Покурив на крыльце, он направился к колодцу, зачерпнул воды: нужен был кипяток, чтоб распарить черствый хлеб и комбикорм, к которым привыкли уже корова и поросята.
«Будем кормить скотину, — говорила ему жена, — будут и мясо, и молоко. Деньги, наконец, будут».
И он опять улыбнулся ее железной, неколебимой наивности.
В бачке закипала вода, принесенная из колодца. На ее поверхности появился крупный пузырь. Он был похож на белесый, измученный глаз теленка, точно тот искоса наблюдал за человеком в грязных сапогах.
Ему было тоскливо, со дна, казалось, самой души поднималась похмельная муть и подступала к глотке.
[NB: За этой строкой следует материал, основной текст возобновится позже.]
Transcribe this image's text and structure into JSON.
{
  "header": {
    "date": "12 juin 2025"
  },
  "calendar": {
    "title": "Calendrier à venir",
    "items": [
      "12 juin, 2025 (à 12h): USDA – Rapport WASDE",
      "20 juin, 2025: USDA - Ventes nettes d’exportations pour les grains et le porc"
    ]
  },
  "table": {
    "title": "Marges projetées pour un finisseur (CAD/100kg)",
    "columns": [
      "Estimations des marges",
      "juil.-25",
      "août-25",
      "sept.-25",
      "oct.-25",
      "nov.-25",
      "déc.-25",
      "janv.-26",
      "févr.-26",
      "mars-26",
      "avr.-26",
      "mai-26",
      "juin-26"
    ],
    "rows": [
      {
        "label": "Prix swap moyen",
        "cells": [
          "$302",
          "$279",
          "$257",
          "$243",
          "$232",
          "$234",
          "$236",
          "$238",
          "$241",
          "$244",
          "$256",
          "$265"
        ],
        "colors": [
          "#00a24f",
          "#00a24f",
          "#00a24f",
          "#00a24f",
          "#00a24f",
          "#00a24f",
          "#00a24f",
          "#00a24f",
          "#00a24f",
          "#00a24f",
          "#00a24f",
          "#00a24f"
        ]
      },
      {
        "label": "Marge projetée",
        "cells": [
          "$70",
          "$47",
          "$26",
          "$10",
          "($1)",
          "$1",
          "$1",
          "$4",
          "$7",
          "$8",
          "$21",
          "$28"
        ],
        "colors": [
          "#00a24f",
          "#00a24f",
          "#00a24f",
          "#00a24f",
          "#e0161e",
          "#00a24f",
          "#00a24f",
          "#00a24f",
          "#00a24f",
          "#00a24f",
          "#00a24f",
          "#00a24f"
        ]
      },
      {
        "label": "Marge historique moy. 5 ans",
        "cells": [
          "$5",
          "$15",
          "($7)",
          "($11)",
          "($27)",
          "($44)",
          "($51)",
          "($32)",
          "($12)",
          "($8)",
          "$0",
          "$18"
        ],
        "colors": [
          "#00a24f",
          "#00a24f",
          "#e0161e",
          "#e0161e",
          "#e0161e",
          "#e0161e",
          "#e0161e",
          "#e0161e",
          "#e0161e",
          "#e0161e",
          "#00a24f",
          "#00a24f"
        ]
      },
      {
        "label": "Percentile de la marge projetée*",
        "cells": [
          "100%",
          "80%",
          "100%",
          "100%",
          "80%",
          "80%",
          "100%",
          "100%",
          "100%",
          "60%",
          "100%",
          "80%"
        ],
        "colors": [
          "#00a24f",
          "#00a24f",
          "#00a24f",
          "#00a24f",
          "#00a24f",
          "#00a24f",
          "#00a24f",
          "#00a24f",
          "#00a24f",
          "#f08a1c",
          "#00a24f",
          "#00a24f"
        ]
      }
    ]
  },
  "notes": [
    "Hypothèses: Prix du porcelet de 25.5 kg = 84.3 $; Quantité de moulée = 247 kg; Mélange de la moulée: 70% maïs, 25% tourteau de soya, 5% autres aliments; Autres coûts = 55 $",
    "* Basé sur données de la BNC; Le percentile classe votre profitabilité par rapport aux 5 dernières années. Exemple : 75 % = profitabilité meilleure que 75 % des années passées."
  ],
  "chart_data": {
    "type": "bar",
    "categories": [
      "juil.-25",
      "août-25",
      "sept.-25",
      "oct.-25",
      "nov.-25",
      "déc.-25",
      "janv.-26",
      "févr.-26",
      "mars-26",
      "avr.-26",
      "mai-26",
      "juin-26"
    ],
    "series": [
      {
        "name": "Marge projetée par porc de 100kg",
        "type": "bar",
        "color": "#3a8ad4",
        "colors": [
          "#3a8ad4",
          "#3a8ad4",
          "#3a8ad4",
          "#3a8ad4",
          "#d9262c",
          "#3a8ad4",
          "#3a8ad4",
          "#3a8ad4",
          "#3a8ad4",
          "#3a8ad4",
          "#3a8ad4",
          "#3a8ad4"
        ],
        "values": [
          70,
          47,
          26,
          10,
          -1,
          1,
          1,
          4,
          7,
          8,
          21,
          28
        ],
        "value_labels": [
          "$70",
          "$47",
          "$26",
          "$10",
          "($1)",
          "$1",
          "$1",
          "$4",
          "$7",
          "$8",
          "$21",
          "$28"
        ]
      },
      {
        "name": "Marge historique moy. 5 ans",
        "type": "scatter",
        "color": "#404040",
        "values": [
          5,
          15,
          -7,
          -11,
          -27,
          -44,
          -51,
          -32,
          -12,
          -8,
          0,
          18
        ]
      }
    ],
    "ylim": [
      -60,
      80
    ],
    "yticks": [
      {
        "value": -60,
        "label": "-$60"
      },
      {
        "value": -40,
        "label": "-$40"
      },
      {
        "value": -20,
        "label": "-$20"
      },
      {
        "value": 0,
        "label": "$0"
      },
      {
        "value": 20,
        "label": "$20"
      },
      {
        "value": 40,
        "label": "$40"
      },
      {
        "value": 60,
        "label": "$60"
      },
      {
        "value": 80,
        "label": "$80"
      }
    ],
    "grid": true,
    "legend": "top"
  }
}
Теперь бы он не прочь опохмелиться, выпить стаканчик-другой какой-нибудь бормотухи. Однако денег не было.
Ближе к вечеру он совсем потерял покой, не знал, куда себя деть. Выходил за ворота, но, наткнувшись на колею, заполненную помоями, опять возвращался в ограду. Тошнота не проходила. Он заварил крепкого чаю и почифирил в одиночку. «Хоть бы Роман приехал, — подумалось вдруг ему. — Отвязались бы на денечек».
В стайке завозились проголодавшиеся поросята, и он отправился «затыкать им глотки» хлебом, замоченным с обеда.
Клава задерживалась на работе, и Тихон ожидал ее с надеждой: а вдруг принесет похмелиться? Баба она с понятием, да и теленка не мешало бы обмыть — здоровше будет.